プロバスケットボールNBA(National Basketball Association)のドラフト会議が20日(日本時間21日午前)、ニューヨークで行われ、日本代表でも活躍する八村塁(ゴンザガ大、21歳)がワシントン・ウィザーズから日本人初となる1巡目・全体9位(指名は30チーム2巡目まで)での指名を受けた。年俸4億5000万円を超える見通し。
直後のインタビューで「クレイジーですね。現実じゃないような気もします」「まずは中学のコーチに感謝したいです。彼は『僕はNBAへ行く』と言ったのでそれを信じてやってきました。高校、大学の皆さんにも感謝したいです」続けて日本語で「皆さんやりました!」と語った。
心映えも素晴らしい好青年だ。ジャケットにつけていた日の丸のピンバッジや「ワシントンの桜が楽しみ」…日本愛、嬉しいじゃないか!

◆身長2m03㎝、富山県出身。アフリカ西部・ベナン人の父と日本人の母を持ち、宮城・明成高で全国高校選抜優勝大会3連覇。2014年のU17世界選手権では、強豪国の選手を押しのけて得点王に輝いた。
大坂なおみ 4大大会V、サニブラウン9.97 、100m五輪メダルに匹敵する偉業と言える。
1970年代青春のオヤジ世代は、テニスならボルグやコナーズ…日本選手の力は4大大会では遠く及ばず、陸上100mはヘイズに始まり(1964年東京五輪金)、ルイスの別世界の走り。ましてNBAは、その存在すらよく知らなかった。
今まではるか届かなかった高み、信じられない衝撃だ。

◆小学低学年の頃は野球、高学年で100m走の全国大会に出場するなど陸上でも飛び抜けた身体能力を見せていた。
八村がバスケを始めたのは富山市立奥田中1年のとき。恩師・坂本穣治コーチ(59)との出会いが夢の一歩となる。初心者で落ち込む八村に、バスケを辞めさせないためにも「お前はNBAに行くんだ」と言い続けた「塁!マイケル・ジョーダンのようにボールを片手でつかめるな」とほめ続けた。
そして強豪の私立明成高校に進み、佐藤久夫監督(69)に礼儀やチームワークなど精神力も鍛えられた。

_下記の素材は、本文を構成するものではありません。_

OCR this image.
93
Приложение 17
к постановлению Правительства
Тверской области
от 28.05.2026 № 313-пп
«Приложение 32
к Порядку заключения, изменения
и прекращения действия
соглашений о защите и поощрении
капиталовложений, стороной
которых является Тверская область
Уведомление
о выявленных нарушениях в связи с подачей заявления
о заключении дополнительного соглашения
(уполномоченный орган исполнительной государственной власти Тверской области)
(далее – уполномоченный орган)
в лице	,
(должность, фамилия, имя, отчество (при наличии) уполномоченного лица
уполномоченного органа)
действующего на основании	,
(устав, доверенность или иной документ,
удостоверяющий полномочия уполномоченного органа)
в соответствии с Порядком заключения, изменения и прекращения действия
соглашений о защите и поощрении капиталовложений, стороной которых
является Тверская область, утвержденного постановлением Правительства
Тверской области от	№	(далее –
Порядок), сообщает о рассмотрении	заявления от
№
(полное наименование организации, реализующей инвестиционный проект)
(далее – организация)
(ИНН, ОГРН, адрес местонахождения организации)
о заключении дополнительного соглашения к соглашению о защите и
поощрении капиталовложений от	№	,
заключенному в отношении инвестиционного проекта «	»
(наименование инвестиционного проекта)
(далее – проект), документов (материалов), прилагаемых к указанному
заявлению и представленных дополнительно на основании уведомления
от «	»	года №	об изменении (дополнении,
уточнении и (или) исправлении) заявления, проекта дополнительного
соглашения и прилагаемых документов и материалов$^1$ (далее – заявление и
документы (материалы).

◆若いスポーツ世代は、ずっと先を見つめて行っていると分かった。「凄い凄い」というよりこの世界感覚が当たり前、周りも考えていかなければと反省…競技種目に関わらず大いに世界舞台に挑む、それが更なる日本スポーツ界を上げていく⁈「驚きでなく普通」の時代へ。

前日会見で「ドラフトはイベント。これからNBAでどうやって行くかが大事」。日本バスケットは、今夏W杯中国大会に21年ぶりに自立出場(2006年日本大会では開催国出場)、来年は44年ぶり出場の東京五輪。日本代表チーム「アカツキファイブ」の名の通り日本バスケットの”日の出”、そして揺るぎないエースだ。